Dalam kegiatan tersebut, Purnama Wulan Sari Mirza dikukuhkan sebagai Bunda Literasi Keuangan Provinsi Lampung, bersama 15 Bunda Literasi Keuangan dari kabupaten dan kota se-Provinsi Lampung, termasuk Eva Dwiana (Kota Bandar Lampung), Zita Anjani (Lampung Selatan), Ayu Asalasiyah (Way Kanan), Herlinawati Qudrotul (Tulang Bawang), Elfianah (Mesuji), Partinia (Lampung Barat), Meri Farida Hamartoni (Lampung Utara), Dian Hardiyanti (Pesisir Barat), Rahayu Sri Astutik (Pringsewu), Ni Ketut Dewi Nadi (Lampung Tengah), Eni Sumiati Bambang (Kota Metro), Siti Mahmudah (Tanggamus), Aria Sandi (Pesawaran), Huzaimah Azwar Hadi (Lampung Timur), dan Novianti Novriawan (Tulang Bawang Barat).

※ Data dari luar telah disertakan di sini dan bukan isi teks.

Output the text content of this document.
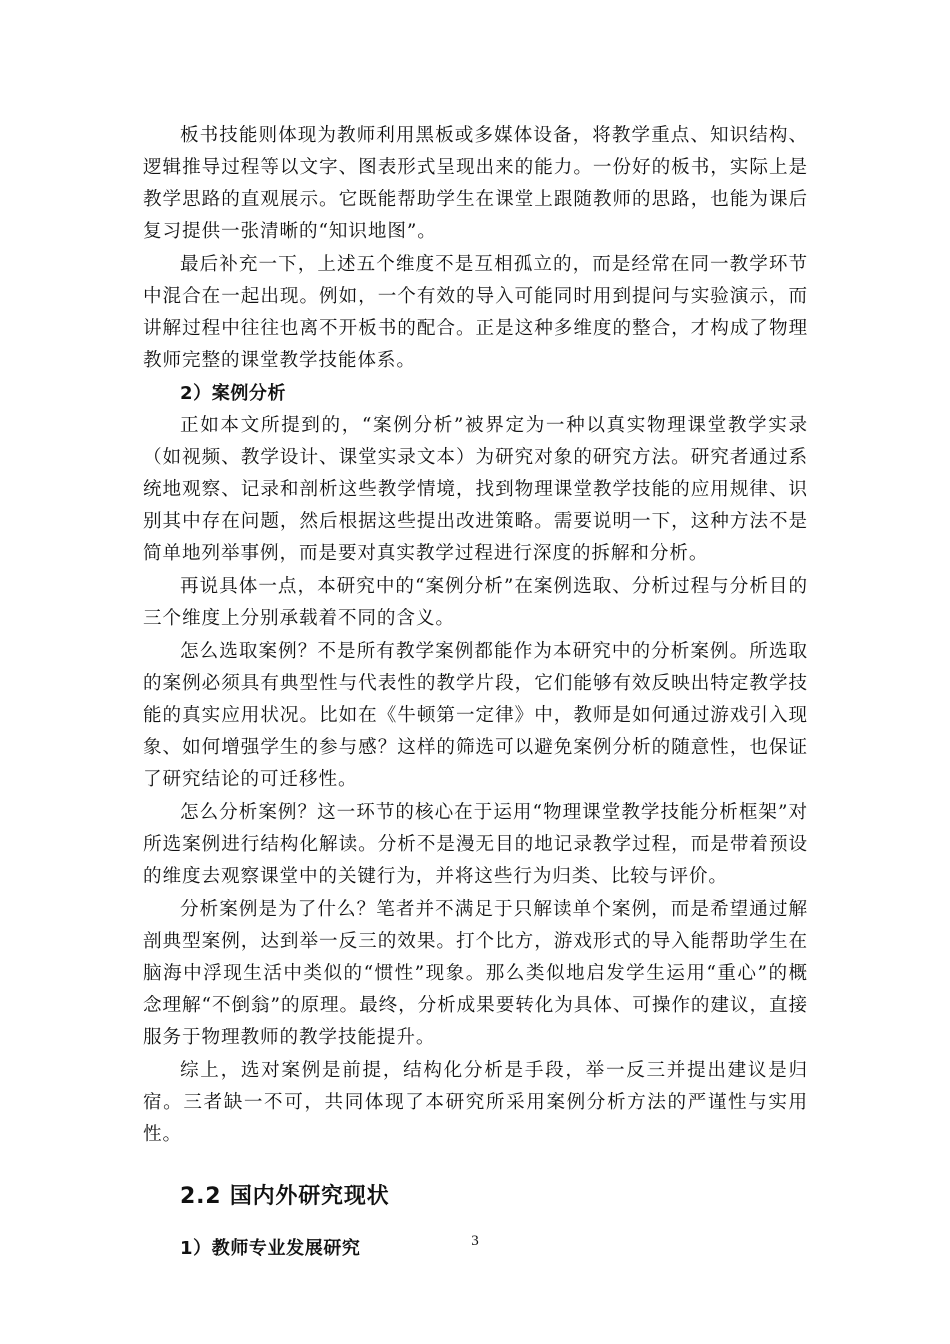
板书技能则体现为教师利用黑板或多媒体设备，将教学重点、知识结构、逻辑推导过程等以文字、图表形式呈现出来的能力。一份好的板书，实际上是教学思路的直观展示。它既能帮助学生在课堂上跟随教师的思路，也能为课后复习提供一张清晰的“知识地图”。

最后补充一下，上述五个维度不是互相孤立的，而是经常在同一教学环节中混合在一起出现。例如，一个有效的导入可能同时用到提问与实验演示，而讲解过程中往往也离不开板书的配合。正是这种多维度的整合，才构成了物理教师完整的课堂教学技能体系。

2）案例分析

正如本文所提到的，“案例分析”被界定为一种以真实物理课堂教学实录（如视频、教学设计、课堂实录文本）为研究对象的研究方法。研究者通过系统地观察、记录和剖析这些教学情境，找到物理课堂教学技能的应用规律、识别其中存在问题，然后根据这些提出改进策略。需要说明一下，这种方法不是简单地列举事例，而是要对真实教学过程进行深度的拆解和分析。

再说具体一点，本研究中的“案例分析”在案例选取、分析过程与分析目的三个维度上分别承载着不同的含义。

怎么选取案例？不是所有教学案例都能作为本研究中的分析案例。所选取的案例必须具有典型性与代表性的教学片段，它们能够有效反映出特定教学技能的真实应用状况。比如在《牛顿第一定律》中，教师是如何通过游戏引入现象、如何增强学生的参与感？这样的筛选可以避免案例分析的随意性，也保证了研究结论的可迁移性。

怎么分析案例？这一环节的核心在于运用“物理课堂教学技能分析框架”对所选案例进行结构化解读。分析不是漫无目的地记录教学过程，而是带着预设的维度去观察课堂中的关键行为，并将这些行为归类、比较与评价。

分析案例是为了什么？笔者并不满足于只解读单个案例，而是希望通过解剖典型案例，达到举一反三的效果。打个比方，游戏形式的导入能帮助学生在脑海中浮现生活中类似的“惯性”现象。那么类似地启发学生运用“重心”的概念理解“不倒翁”的原理。最终，分析成果要转化为具体、可操作的建议，直接服务于物理教师的教学技能提升。

综上，选对案例是前提，结构化分析是手段，举一反三并提出建议是归宿。三者缺一不可，共同体现了本研究所采用案例分析方法的严谨性与实用性。

2.2 国内外研究现状

1）教师专业发展研究	3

Selain prosesi pengukuhan, OJK Provinsi Lampung juga memberikan pembekalan literasi keuangan kepada para Bunda Literasi Keuangan, menggelar talkshow edukasi keuangan bagi pelajar dan mahasiswa, membuka layanan konsultasi konsumen, layanan permintaan Sistem Layanan Informasi Keuangan (SLIK), serta menghadirkan Pojok Literasi Keuangan untuk memudahkan masyarakat memperoleh informasi mengenai jasa keuangan.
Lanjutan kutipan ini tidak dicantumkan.